The Love, Labour and Loss exhibition brings together 120 representations of the countryside in Cumbria later this month, from the rural idyll depicted by Gainsborough to the more powerful forces of nature conveyed by Turner's Morning Among the Coniston Fells and Sunset on the Tamar.

The exhibition is intended to attract the tourists who have not returned in the same numbers to the area after the enforced absence due to foot- and-mouth disease last year.

A previously unexhibited bisected calf in formaldehyde by Hirst, The Prodigal Son, might attract the most interest at Tullie House Museum in Carlisle. The piece, from Hirst's own collection, is said to convey the renewal the return of lambing and calving has restored to the countryside since the end of the epidemic.

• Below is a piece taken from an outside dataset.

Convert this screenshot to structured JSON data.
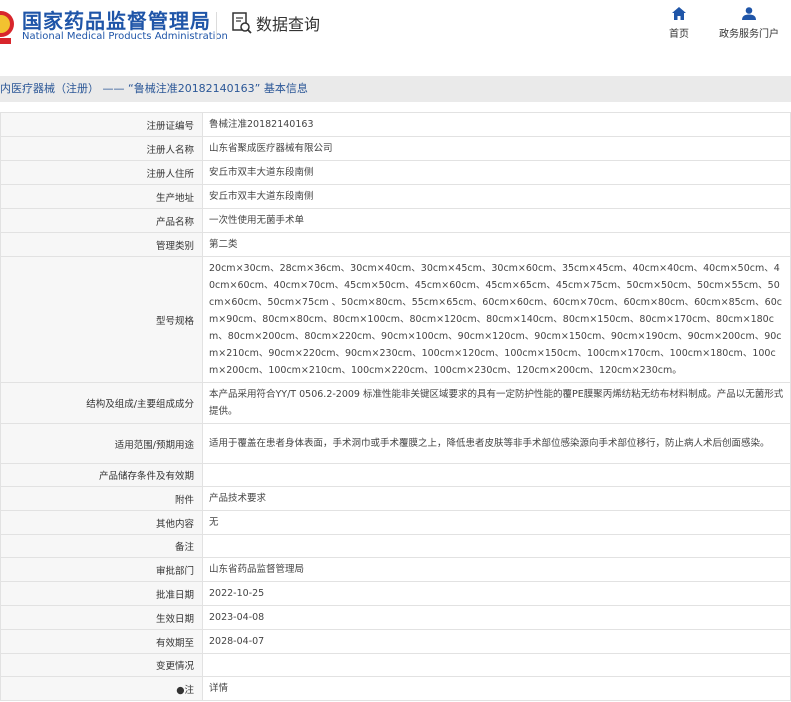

The artwork's appearance among exhibits worth a total of £50m will renew sheep farmers' soft spot for Hirst, whose work with a chainsaw and formaldehyde immortalised British livestock in the mid 1990s. "He's clever, there's no denying that. And he's a shrewd judge of a sheep. Anything that raises the profile of British lamb in times like these has to be good. Every little helps, you know," said one farmer after Hirst's work, Mother and Child Divided, won the 1995 Turner Prize.

The artist's empathy for farmers is inevitable, since his home is a farm with vast acreage in north Devon.

But the exhibition he has contributed to is not the first use of art to regenerate the North's agricultural economy. Barns across Cumbria and Lancashire have become eye-catching exhibition spaces in the ArtBarns project.

The new exhibition would explore agriculture's "centrality to the physical, cultural and commercial landscape of Britain over the last 300 years", Clive Adams, its curator, said. It conveys the sentimental, moral and spiritual interpretations of farming through works by Ford Madox Brown, Rossetti and Blake, before entering the "modern" realm of the past 100 years.

Alongside Hirst, Sam Taylor-Wood and Karen Knorr will sit a newly commissioned series of works by the digital artist Daro Montag, featuring a DVD screening on plasma of a magnified foot-and-mouth disease bacilli.

The exhibition will show at the two counties worst affected by foot-and-mouth: at Carlisle from 20 July to 22 September; and at Exeter, Devon, in the Royal Albert Memorial Museum and Art Gallery from 5 October 2002, to 4 January 2003.